While it is known that the degenerated intervertebral disc (IVD) is one of the primary reasons for low-back pain and subsequent need for medical care, there are currently no established effective methods for direct treatment. Nuclear factor-κB (NF-κB) is a transcription factor that regulates various genes' expression, among which are inflammatory cytokines, in many tissues including the IVD. NF-κB decoy is an oligodeoxynucleotide containing the NF-κB binding site that entraps NF-κB subunits, resulting in suppression of NF-κB activity.

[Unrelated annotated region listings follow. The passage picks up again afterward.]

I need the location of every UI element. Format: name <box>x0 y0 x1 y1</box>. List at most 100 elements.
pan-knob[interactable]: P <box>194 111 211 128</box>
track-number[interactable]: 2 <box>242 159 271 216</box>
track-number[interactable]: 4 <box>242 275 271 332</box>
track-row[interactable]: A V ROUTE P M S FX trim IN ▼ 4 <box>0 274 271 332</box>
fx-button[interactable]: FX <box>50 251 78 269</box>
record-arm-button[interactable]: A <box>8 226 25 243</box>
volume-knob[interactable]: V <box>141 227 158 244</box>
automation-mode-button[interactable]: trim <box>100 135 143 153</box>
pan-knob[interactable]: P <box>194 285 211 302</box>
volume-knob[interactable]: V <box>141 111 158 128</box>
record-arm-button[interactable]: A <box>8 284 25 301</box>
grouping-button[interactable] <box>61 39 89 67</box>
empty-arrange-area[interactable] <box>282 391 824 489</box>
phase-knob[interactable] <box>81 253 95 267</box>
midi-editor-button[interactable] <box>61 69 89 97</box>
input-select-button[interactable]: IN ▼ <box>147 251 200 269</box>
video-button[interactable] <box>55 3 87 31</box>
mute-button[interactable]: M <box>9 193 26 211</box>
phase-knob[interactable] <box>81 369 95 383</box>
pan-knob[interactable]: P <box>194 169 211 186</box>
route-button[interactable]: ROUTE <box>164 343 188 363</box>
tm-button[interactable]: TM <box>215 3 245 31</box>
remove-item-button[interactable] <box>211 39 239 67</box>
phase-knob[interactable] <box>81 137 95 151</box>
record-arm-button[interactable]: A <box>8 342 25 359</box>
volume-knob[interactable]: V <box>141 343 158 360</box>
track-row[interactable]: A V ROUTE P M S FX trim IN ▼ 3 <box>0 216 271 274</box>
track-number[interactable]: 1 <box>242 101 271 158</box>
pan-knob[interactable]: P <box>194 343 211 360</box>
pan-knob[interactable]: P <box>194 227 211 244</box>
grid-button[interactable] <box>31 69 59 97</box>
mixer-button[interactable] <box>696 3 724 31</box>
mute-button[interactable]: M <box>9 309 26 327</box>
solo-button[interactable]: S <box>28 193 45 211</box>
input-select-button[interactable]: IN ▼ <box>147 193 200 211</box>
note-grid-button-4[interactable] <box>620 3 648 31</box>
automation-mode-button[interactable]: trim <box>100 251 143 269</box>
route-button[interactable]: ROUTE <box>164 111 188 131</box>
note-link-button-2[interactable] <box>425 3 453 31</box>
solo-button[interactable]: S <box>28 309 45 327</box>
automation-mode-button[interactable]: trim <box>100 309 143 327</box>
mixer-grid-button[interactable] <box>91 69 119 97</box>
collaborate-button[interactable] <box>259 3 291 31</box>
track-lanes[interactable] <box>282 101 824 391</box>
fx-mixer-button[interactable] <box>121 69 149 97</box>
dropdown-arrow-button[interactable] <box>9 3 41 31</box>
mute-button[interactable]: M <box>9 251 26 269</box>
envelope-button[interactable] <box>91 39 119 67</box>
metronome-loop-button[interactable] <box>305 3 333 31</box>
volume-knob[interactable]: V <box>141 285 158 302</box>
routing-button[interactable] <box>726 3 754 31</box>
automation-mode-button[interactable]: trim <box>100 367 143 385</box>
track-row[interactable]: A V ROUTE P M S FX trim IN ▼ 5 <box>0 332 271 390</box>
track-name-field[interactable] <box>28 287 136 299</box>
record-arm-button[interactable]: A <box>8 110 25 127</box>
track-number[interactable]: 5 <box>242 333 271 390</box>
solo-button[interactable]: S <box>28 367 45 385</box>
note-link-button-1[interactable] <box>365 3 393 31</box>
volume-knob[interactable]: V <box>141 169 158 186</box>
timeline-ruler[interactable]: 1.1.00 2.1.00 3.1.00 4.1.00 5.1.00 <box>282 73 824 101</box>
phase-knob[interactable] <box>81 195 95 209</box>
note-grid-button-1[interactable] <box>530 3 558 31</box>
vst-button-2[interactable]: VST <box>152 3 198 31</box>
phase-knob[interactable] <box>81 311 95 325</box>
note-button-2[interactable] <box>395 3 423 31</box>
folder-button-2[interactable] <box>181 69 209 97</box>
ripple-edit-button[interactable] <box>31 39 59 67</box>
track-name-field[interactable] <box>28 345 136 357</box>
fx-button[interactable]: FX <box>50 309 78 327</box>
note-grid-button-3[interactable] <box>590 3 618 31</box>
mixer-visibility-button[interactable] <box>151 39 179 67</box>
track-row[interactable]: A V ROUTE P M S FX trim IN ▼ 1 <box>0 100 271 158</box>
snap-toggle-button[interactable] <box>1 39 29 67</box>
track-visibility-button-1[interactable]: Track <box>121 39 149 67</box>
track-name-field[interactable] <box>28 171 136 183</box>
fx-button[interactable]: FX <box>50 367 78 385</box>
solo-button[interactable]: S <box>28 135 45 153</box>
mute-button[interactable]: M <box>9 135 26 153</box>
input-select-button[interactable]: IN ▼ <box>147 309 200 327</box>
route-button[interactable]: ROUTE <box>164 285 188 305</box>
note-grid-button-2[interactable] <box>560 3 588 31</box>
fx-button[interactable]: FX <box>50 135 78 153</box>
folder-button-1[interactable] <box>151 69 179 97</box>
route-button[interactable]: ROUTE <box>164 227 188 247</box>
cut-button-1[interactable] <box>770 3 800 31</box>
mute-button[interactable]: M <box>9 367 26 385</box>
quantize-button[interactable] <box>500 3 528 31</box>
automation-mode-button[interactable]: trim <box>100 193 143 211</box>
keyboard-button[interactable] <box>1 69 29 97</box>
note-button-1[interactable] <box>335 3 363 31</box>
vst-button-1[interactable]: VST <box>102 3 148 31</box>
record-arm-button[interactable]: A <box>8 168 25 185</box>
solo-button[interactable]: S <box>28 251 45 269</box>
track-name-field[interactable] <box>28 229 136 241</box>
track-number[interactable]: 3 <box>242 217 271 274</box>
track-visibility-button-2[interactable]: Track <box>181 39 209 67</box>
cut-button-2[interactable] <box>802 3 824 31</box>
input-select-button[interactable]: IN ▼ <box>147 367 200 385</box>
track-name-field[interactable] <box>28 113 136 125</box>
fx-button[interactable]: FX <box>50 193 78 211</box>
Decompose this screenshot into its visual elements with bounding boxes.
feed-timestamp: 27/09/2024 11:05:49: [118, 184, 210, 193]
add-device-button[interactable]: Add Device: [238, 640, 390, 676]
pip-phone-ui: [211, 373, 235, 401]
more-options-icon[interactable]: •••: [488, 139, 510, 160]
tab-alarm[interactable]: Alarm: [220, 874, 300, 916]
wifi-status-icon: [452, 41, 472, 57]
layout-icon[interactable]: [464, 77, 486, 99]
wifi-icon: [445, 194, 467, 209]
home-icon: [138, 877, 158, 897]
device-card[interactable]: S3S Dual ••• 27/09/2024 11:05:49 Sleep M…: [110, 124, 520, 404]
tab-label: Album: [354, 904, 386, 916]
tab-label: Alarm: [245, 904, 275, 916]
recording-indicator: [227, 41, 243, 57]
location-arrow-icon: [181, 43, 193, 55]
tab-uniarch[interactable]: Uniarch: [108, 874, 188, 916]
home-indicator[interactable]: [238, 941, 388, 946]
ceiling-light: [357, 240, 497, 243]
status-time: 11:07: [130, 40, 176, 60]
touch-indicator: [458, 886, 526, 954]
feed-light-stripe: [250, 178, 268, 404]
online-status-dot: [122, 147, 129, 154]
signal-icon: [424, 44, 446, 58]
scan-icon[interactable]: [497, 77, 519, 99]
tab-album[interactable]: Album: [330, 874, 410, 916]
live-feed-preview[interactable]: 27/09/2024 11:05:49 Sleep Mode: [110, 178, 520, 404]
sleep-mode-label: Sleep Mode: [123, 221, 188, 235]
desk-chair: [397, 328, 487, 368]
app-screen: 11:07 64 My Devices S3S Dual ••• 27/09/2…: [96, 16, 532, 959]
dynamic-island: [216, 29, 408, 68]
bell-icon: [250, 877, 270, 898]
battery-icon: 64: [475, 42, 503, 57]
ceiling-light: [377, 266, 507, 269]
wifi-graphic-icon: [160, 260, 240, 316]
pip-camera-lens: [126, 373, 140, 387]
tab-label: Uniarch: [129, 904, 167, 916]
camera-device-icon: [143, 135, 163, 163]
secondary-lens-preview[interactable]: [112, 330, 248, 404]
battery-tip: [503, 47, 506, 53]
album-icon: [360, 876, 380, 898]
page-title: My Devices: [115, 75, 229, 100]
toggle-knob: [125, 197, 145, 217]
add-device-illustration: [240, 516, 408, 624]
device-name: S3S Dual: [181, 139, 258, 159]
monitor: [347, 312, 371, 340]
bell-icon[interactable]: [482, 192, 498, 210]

In the present preclinical study, NF-κB decoy was injected into degenerated IVDs using the rabbit anular-puncture model. In terms of distribution, NF-κB decoy persisted in the IVDs up to at least 4 weeks after injection. The remaining amount of NF-κB decoy indicated that it fit a double-exponential-decay equation. Investigation of puncture-caused degeneration of IVDs showed that NF-κB decoy injection recovered, dose-dependently, the reduced disc height that was associated with reparative cell cloning and morphological changes, as assessed through histology. Gene expression, by quantitative real-time polymerase chain reaction (qRT-PCR), showed that NF-κB decoy attenuated inflammatory gene expression, such as that of interleukin-1 and tumor necrosis factor-α, in rabbit degenerated IVDs. NF-κB decoy also reduced the pain response as seen using the "pain sensor" nude rat xenograft-radiculopathy model. This is the first report demonstrating that NF-κB decoy suppresses the inflammatory response in degenerated IVDs and restores IVD disc height loss. Therefore, the intradiscal injection of NF-κB decoy may have the potential as an effective therapeutic strategy for discogenic pain associated with degenerated IVDs.